ANDREAS RECKWITZ is professor of comparative cultural sociology at the European University Viadrina in Frankfurt/Oder. He was awarded the Leibniz price for 2019 as one of the leading and most original analysts of contemporary society. His most recent book “Die Gesellschaft der Singularitäten” has attracted both scholarly and wider public attention. It contributes an interpretation of the new diversities shaping current societies.

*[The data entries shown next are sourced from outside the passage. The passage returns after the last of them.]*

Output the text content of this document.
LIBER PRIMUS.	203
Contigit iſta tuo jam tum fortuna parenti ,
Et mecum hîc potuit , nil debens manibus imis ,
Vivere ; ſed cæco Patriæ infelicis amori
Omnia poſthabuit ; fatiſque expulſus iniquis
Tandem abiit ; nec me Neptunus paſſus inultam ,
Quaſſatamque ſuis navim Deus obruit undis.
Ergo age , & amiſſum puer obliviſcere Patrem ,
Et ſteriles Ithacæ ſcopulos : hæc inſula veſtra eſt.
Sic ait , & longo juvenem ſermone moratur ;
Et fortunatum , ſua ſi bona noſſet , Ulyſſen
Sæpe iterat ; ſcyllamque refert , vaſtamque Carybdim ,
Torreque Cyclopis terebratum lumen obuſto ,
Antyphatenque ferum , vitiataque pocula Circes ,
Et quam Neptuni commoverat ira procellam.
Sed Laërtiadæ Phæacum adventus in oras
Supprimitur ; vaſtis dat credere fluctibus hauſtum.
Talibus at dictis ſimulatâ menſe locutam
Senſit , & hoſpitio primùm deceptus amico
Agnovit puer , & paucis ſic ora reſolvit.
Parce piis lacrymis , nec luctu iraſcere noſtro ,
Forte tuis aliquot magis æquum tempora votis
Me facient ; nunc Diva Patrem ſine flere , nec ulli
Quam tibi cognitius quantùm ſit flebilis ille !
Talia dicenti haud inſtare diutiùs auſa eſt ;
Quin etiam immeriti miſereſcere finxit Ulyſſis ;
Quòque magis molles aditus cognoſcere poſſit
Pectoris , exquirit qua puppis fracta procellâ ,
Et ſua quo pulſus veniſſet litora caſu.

HIROSHI MOTOMURA is the Susan Westerberg Prager Distinguished Professor of Law at the School of Law at the University of California, Los Angeles (UCLA). A leading scholar and teacher of immigration and citizenship, he is the author of many influential articles and two award-winning books: Americans in Waiting (Oxford 2006) and Immigration Outside the Law (Oxford 2014), and a co-author of two casebooks widely used in U.S. law school courses: Immigration and Citizenship: Process and Policy (8th ed. West 2016), and Forced Migration: Law and Policy (2d ed. West 2013). He is Vice Chair of the Board of Directors of the National Immigration Law Center, founding director of the Rocky Mountain Immigrant Advocacy Network (RMIAN), and a former member of the American Bar Association Commission on Immigration. He is now at work on a new book, The New Migration Law, with the
support of a 2018 Guggenheim Fellowship.